Já sabia de quem se tratava. Embora não exatamente, Sparlyn era como um aprendiz de Teshial, pois mais aprendia do que ensinava-o. Sparlyn fora rejeitado pelos seus pais, que tiveram-o por acidente. Ele foi entregue à uma família, e recebeu uma excelente criação, tornando-se um jovem simpático e inteligente, além de sentimental e otimista. Ele geralmente levava as notícias da cidade à Teshial, que mal saía de casa e fazia poucos exercícios dentro de casa apenas para manter-se em forma.
A casinha de Teshial era de madeira velha e de qualidade ruim. Sua casa não tinha qualquer pintura e possuía muitas brechas, principalmente no teto. O elfo conseguiu armar uns trapos e lajotas para escorrer a água em caso de chuva, tudo improvisado, afinal, Teshial viveu numa família pobre e sua casa atual era quase como uma mansão, perto de sua antiga residência. O casebre era apenas um cômodo. Era bem pequeno e possuía uma cômoda, onde ele guardava suas roupas. Havia uma pequena mesa e três cadeiras, além de um criado-mudo posicionado ao lado da cama, que era para uma pessoa e de madeira.
- Espere, irei abrir a porta.
Sparlyn entra e é convidado a sentar-se em uma das cadeiras.
- Pois bem, meu caro jovem, o que tens para mim? - Pergunta Teshial.
- Notícias nada boas, amigo. Ontem um encarregado de Cordae esteve aqui na cidade, para falar com o líder dos Lybael. Rola um boato de que os dois não entraram em concordância e há princípio de guerra na região. - Diz Sparlyn.
- Já esperava por isso. Cordae não costuma negociar, e a casta agiu de forma errada. Além do mais, esse modo de ganhar dinheiro é muito infantil para ser realizado por uma casta guerreira como essa.
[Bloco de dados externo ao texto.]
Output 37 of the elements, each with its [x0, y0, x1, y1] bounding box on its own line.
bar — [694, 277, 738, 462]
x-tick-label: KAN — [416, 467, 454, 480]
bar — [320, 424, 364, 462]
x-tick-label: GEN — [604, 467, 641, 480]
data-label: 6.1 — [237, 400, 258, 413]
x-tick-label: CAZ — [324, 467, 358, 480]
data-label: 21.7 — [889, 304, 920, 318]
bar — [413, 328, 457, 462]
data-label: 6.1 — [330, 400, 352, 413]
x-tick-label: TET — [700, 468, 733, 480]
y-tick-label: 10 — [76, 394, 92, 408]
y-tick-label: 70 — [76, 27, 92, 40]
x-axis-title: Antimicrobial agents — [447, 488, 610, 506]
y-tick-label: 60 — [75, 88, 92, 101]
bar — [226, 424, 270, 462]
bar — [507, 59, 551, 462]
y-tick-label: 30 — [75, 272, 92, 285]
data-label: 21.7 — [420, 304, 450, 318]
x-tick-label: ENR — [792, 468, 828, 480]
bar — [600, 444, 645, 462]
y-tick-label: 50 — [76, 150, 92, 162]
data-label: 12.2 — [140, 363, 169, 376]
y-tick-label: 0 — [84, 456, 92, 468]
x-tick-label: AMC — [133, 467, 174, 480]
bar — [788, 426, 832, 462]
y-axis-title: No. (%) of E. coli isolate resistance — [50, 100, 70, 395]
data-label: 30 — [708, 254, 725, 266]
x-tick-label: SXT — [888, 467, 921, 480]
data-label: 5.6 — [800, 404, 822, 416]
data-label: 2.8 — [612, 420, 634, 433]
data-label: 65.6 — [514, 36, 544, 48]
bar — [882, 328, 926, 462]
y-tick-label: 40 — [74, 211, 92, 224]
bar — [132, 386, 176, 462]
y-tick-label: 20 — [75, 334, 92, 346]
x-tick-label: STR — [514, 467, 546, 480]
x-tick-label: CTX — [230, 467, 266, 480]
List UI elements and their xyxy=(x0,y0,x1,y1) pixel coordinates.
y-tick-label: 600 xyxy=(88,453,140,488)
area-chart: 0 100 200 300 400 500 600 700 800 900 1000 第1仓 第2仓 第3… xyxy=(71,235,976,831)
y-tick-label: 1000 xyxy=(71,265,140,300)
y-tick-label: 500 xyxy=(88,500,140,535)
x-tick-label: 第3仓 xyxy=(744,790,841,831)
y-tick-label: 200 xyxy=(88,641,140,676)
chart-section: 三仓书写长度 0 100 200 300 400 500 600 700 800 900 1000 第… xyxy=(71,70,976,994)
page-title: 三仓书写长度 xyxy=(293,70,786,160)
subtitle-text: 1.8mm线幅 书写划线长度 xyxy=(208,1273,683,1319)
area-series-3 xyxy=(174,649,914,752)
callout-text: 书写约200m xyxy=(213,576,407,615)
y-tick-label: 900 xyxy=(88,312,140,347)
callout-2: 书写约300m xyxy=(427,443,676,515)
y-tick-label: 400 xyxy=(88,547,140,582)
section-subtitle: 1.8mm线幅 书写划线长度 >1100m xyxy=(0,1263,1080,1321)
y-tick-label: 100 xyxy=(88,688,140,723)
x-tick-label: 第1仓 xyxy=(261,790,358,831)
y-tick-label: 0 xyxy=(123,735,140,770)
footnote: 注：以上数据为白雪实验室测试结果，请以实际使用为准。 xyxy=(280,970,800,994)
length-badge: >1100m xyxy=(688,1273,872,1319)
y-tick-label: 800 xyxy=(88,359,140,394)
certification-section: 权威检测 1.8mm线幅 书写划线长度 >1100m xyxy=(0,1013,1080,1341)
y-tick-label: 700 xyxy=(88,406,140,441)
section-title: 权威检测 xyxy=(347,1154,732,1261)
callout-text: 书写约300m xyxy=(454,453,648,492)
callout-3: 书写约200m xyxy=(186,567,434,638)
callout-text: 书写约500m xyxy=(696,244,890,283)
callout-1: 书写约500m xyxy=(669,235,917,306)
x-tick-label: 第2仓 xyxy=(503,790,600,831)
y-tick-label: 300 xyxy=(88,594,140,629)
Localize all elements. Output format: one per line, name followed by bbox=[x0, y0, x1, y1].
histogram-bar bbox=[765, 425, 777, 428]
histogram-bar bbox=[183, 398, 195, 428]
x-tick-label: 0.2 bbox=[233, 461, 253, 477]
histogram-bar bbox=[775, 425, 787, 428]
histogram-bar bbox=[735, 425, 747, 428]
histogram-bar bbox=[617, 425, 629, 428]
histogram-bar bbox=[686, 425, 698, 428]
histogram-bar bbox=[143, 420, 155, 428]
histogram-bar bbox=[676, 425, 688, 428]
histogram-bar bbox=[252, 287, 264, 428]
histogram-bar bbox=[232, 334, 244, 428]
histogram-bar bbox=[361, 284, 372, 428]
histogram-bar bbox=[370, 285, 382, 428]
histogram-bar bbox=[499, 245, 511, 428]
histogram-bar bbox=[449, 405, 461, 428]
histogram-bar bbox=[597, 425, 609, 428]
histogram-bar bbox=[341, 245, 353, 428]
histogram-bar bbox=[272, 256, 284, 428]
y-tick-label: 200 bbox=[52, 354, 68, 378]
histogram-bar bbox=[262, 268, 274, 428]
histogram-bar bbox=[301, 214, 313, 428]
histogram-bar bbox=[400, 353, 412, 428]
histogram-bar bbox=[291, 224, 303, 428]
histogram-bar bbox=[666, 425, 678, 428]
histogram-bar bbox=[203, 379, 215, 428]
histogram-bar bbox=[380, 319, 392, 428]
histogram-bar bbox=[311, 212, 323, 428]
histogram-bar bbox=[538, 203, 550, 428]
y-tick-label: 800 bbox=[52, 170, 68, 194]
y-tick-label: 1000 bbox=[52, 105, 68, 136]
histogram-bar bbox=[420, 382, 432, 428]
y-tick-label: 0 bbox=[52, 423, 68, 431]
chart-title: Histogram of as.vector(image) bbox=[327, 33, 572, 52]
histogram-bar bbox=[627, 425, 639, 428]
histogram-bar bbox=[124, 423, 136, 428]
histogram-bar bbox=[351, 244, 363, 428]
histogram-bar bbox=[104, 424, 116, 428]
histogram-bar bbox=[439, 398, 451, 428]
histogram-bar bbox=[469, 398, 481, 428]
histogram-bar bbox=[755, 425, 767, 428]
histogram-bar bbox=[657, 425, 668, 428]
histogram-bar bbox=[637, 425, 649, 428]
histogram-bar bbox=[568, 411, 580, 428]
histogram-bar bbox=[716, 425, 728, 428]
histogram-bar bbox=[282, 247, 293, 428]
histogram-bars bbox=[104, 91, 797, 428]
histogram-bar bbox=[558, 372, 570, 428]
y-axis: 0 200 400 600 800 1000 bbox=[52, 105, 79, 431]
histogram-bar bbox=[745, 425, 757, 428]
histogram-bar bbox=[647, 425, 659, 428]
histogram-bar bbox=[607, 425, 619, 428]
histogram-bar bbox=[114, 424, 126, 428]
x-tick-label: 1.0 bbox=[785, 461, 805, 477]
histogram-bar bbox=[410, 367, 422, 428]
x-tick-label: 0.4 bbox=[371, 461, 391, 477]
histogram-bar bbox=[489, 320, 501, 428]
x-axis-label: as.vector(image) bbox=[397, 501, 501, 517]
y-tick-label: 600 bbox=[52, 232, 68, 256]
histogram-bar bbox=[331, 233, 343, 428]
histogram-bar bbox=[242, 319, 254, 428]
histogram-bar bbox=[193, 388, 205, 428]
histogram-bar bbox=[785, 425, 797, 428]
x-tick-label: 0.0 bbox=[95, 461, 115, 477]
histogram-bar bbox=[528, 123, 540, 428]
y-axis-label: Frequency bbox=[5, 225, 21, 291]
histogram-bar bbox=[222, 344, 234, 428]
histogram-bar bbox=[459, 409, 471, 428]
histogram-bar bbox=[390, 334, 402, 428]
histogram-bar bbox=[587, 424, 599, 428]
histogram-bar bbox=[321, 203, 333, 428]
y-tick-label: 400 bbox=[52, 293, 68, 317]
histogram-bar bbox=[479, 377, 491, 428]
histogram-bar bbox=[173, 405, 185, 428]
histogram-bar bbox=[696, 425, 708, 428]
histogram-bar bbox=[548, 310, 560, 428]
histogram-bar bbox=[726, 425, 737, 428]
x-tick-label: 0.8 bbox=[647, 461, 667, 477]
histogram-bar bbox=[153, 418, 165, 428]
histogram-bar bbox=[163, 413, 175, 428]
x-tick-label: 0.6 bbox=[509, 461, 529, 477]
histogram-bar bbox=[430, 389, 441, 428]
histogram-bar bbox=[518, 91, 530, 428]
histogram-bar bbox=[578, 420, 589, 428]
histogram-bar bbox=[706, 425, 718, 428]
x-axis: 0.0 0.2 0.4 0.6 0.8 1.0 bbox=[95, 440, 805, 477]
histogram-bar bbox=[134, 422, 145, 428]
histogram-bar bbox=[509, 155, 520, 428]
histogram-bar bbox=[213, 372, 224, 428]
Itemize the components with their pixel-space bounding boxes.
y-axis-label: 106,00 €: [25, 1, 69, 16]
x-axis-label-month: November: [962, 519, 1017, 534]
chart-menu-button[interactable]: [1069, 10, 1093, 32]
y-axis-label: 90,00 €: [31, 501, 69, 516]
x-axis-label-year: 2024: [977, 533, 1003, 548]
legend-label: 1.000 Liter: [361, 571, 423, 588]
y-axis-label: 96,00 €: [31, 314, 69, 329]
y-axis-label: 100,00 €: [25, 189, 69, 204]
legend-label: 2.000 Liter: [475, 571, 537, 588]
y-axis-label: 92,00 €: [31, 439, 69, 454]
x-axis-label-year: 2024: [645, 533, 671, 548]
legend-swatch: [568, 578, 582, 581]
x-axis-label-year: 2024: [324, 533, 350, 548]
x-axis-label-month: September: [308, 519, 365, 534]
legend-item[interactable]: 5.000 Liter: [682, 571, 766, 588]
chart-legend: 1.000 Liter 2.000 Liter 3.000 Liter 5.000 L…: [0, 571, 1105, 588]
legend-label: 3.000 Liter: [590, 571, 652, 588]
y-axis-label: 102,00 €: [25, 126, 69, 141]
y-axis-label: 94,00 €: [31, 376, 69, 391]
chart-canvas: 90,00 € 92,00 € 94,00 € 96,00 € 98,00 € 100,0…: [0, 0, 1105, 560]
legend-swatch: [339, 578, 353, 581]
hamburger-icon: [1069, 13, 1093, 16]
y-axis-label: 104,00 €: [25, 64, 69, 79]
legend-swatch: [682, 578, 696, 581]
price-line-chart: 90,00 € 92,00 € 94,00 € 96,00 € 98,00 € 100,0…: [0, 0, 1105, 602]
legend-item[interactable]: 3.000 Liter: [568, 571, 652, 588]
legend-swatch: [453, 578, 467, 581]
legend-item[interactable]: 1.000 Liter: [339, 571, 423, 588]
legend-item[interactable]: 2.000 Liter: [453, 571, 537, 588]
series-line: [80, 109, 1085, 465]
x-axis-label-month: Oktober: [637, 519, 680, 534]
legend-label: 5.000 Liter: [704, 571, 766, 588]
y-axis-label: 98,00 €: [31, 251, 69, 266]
Agora com o fim da Mussel, a casta opositora, eles decidiram impôr domínio na cidade...
- Eu achei isto coisa de criança, afinal eles não podem com o exército do rei. - Disse Sparlyn.
- Não tenha tanta certeza. Os Lybael sempre agiram escondidos e podem muito bem ter fortes aliados agindo às escuras. Podem também armar contra o inimigo, sabotar, fazerem diversas coisas. Se eles forem aliados dos Riddar, a casta com os melhores assassinos, poderiam agir escondidos o tempo todo, dando apenas o golpe final em campo de batalha. Nunca subestime os Lobos Guerreiros, jovem.
- Você fala com se fosse experiente, Teshial. Você tem apenas uns três anos a mais que eu.
- É difícil explicar, mas sinto-me com mais de cinquenta anos, como se já tivesse vivido meia dúzia de décadas. Acredito que sou mais inteligente que um sacerdote, e os mesmos tem por volta de sessenta anos.
- És incrível. Cada dia que passa você descobre uma montanha de coisas novas.
- O conhecimento não tem fim, Sparlyn. É completamente impossível, em apenas uma vida, você saber de tudo.
- Bom, é a minha hora. Não posso me atrasar, daqui um pouco minha bela chegará em casa. Vou indo Teshial, até mais.
- Até. Cuide-se e não pare de buscar conhecimento.
As últimas palavras de Sparlyn lembraram-lhe poucos anos atrás, quando Vainky ainda era viva e ele perdeu a oportunidade de viver com ela. Perdeu a segunda pessoa que realmente amou, mesmo sem ter convivido com ela. Coisas como amor à primeira vista, sabe-se lá como isto é possível. Esta lembrança amarga o fazia estudar ainda mais tentando realizar o objetivo que mais queria.
Agora Teshial precisava descobrir como manipular a coisa mais difícil que pode existir, o próprio sub-consciente.